Die Prozession am Fronleichnamsfeste, bei der das Allerheiligste zu vier Altären im Freien getragen wird, um unsern Glauben an die Gegenwart Christi im hl. Altarssakrament öffentlich zu bekennen.
Das altdeutsche Wort „Fronleichnam" heißt „Des Herrn Leib". Das Fronleichnamsfest ist am Donnerstag nach dem Dreifaltig-keitssonntag, also in der zweiten Woche nach dem Pfingstfeste, weil die hl. Apostel bald nach der Sendung des Hl. Geistes den Leib des Herrn auszuspenden anfingen.
Auch will die Kirche durch die Feier dieses Festes (die bald nach dem Feste Christi Himmelfahrt stattfindet) sagen: Christus ist zwar in den Himmel aufgefahren; trotzdem haben wir keine Ursache zur Trauer, denn er ist im hl. Altarssakrament noch immer bei uns.
Das Fronleichnamsfest besteht seit ungefähr 600 Jahren. Es wurde zuerst in Belgien eingeführt vom Bischof von Lüttich zufolge einer göttlichen Offenbarung, welche die sel. Juliana, eine Klosterfrau zu Lüttich, hatte (um 1250), und bald darauf (1264) vom Papste Urban IV. für die ganze Kirche vorgeschrieben.
Erst Papst Johann XII. ordnete im Jahre 1317 die Fronleichnamsprozession allgemein an. – In Deutschland besteht folgende Sitte (in Rom besteht sie nicht): Das Allerheiligste wird in der Monstranz unter dem Traghimmel einhergetragen, beständig eingeräuchert unter gleichzeitigem Klange der Altarglöckchen, und dabei werden Blumen auf den Weg gestreut; die Häuser sind geschmückt, und die Leute entblößen ihr Haupt.
Dies alles geschieht aus Ehrfurcht vor dem hl. Sakramente. Altäre werden aufgestellt, um darauf hinzuweisen, woher wir das hl. Altarssakrament haben; vom hl. Messopfer nämlich, das auf dem Altare dargebracht wird. Die vier Altäre bedeuten, dass alle Völker von den vier Weltgegenden zum Tische des Herrn geladen sind.

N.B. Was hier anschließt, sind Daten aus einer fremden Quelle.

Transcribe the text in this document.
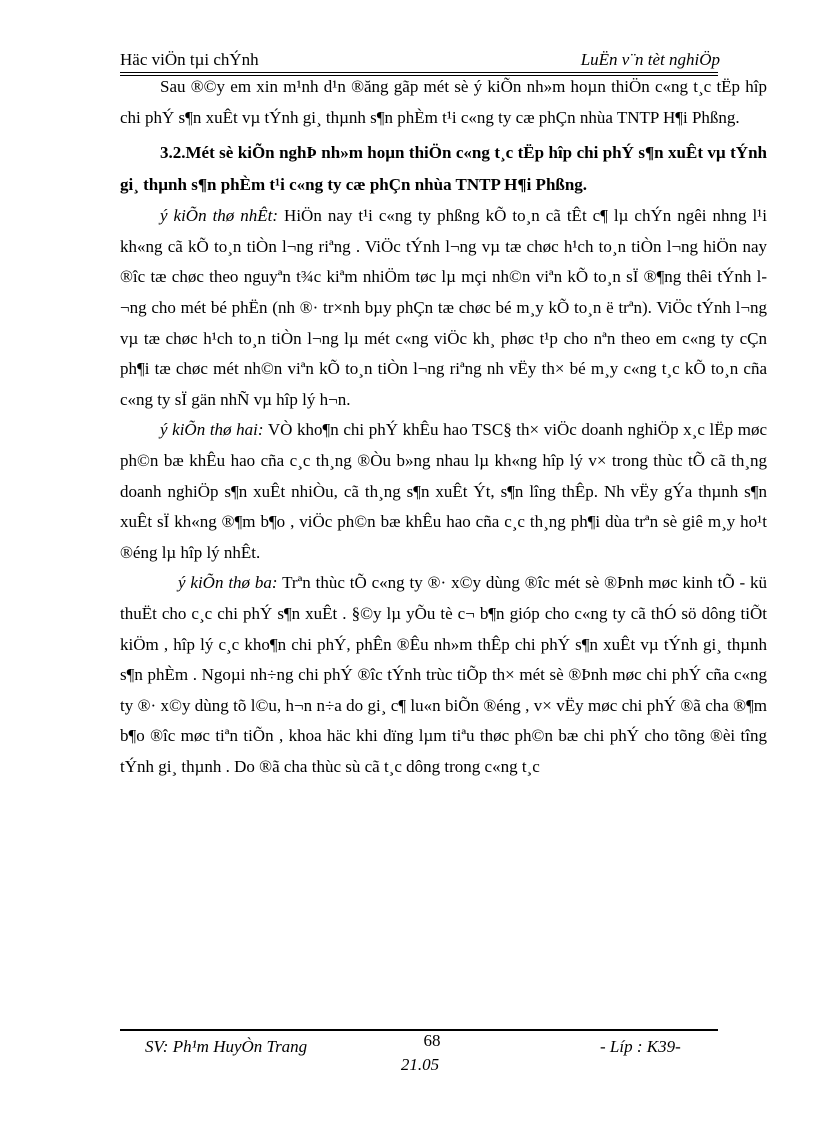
Häc viÖn tµi chÝnh	LuËn v¨n tèt nghiÖp

Sau ®©y em xin m¹nh d¹n ®ăng gãp mét sè ý kiÕn nh»m hoµn thiÖn c«ng t¸c tËp hîp chi phÝ s¶n xuÊt vµ tÝnh gi¸ thµnh s¶n phÈm t¹i c«ng ty cæ phÇn nhùa TNTP H¶i Phßng.

3.2.Mét sè kiÕn nghÞ nh»m hoµn thiÖn c«ng t¸c tËp hîp chi phÝ s¶n xuÊt vµ tÝnh gi¸ thµnh s¶n phÈm t¹i c«ng ty cæ phÇn nhùa TNTP H¶i Phßng.

ý kiÕn thø nhÊt: HiÖn nay t¹i c«ng ty phßng kÕ to¸n cã tÊt c¶ lµ chÝn ngêi nhng l¹i kh«ng cã kÕ to¸n tiÒn l¬ng riªng . ViÖc tÝnh l¬ng vµ tæ chøc h¹ch to¸n tiÒn l¬ng hiÖn nay ®îc tæ chøc theo nguyªn t¾c kiªm nhiÖm tøc lµ mçi nh©n viªn kÕ to¸n sÏ ®¶ng thêi tÝnh l¬ng cho mét bé phËn (nh ®· tr×nh bµy phÇn tæ chøc bé m¸y kÕ to¸n ë trªn). ViÖc tÝnh l¬ng vµ tæ chøc h¹ch to¸n tiÒn l¬ng lµ mét c«ng viÖc kh¸ phøc t¹p cho nªn theo em c«ng ty cÇn ph¶i tæ chøc mét nh©n viªn kÕ to¸n tiÒn l¬ng riªng nh vËy th× bé m¸y c«ng t¸c kÕ to¸n cña c«ng ty sÏ gän nhÑ vµ hîp lý h¬n.

ý kiÕn thø hai: VÒ kho¶n chi phÝ khÊu hao TSC§ th× viÖc doanh nghiÖp x¸c lËp møc ph©n bæ khÊu hao cña c¸c th¸ng ®Òu b»ng nhau lµ kh«ng hîp lý v× trong thùc tÕ cã th¸ng doanh nghiÖp s¶n xuÊt nhiÒu, cã th¸ng s¶n xuÊt Ýt, s¶n lîng thÊp. Nh vËy gÝa thµnh s¶n xuÊt sÏ kh«ng ®¶m b¶o , viÖc ph©n bæ khÊu hao cña c¸c th¸ng ph¶i dùa trªn sè giê m¸y ho¹t ®éng lµ hîp lý nhÊt.

ý kiÕn thø ba: Trªn thùc tÕ c«ng ty ®· x©y dùng ®îc mét sè ®Þnh møc kinh tÕ - kü thuËt cho c¸c chi phÝ s¶n xuÊt . §©y lµ yÕu tè c¬ b¶n gióp cho c«ng ty cã thÓ sö dông tiÕt kiÖm , hîp lý c¸c kho¶n chi phÝ, phÊn ®Êu nh»m thÊp chi phÝ s¶n xuÊt vµ tÝnh gi¸ thµnh s¶n phÈm . Ngoµi nh÷ng chi phÝ ®îc tÝnh trùc tiÕp th× mét sè ®Þnh møc chi phÝ cña c«ng ty ®· x©y dùng tõ l©u, h¬n n÷a do gi¸ c¶ lu«n biÕn ®éng , v× vËy møc chi phÝ ®ã cha ®¶m b¶o ®îc møc tiªn tiÕn , khoa häc khi dïng lµm tiªu thøc ph©n bæ chi phÝ cho tõng ®èi tîng tÝnh gi¸ thµnh . Do ®ã cha thùc sù cã t¸c dông trong c«ng t¸c

SV: Ph¹m HuyÒn Trang	68
21.05
- Líp : K39-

Bei jedem Altare wird ein Bericht aus einem der vier hl. Evangelien über die Einsetzung des hl. Altarssakramentes gelesen. Und warum wohl? Wer nämlich den feierlichen Umzug betrachtet, stellt sich unwillkürlich die Frage: Warum wird dieser Brotgestalt eine solche Ehre erwiesen? Nun, auf diese Fragen sollen die Berichte der vier Evangelisten Antwort geben.
Nach Vorlesung des Evangeliums wird bei jedem Altar ein Gebet verrichtet um Schutz vor Blitz und Ungewitter (a fulgure et tempestate) und um Segnung der Feldfrüchte. Durch dieses Gebet geben wir zu erkennen, dass wir den unter der Brotgestalt verborgenen Heiland auch als den Herrn und allmächtigen Lenker des Weltalls anerkennen.
Die Prozession schließt in der Kirche mit dem Absingen des ambrosianischen Lobgesanges („Großer Gott, wir loben dich") ab. Das Allerheiligste wird unter dem sogenannten „Himmel" (einem großen Schirm) getragen. Der Schirm ist bei vielen Völkern (namentlich in Asien) das Abzeichen der königlichen Würde. Der Traghimmel, der aus kostbarem Stoffe gearbeitet ist, heißt auch Baldachin. (Dieser Name stammt von der in Mesopotamien gelegenen Stadt Baldak-Bagdad, wo im Mittelalter kostbare Stoffe gearbeitet wurden.).
Die Fronleichnamsprozession ist eine Satisfaktion für den Heiland, der einst wie ein Übeltäter durch die Straßen Jerusalems und von einem Richterstuhl zum andern geschleppt wurde und dabei von Soldaten begleitet und von den Pharisäern und Vorstehern des jüdischen Volkes beschimpft und verhöhnt wurde.
Dafür wird er jetzt im hl. Sakrament durch die Straßen getragen unter Lobgesängen und oft begleitet von einer Abteilung Soldaten oder waffentragender Bürger. Während man dem leidende Heilande eine Dornenkrone aufgesetzt hatte, krönt man ihn jetzt in der Monstranz mit einem Kranze prächtiger Blumen. Die Fahnen, die in der Prozession getragen werden, verkünden den Sieg des Christentums und den Triumph Christi über seine Feinde.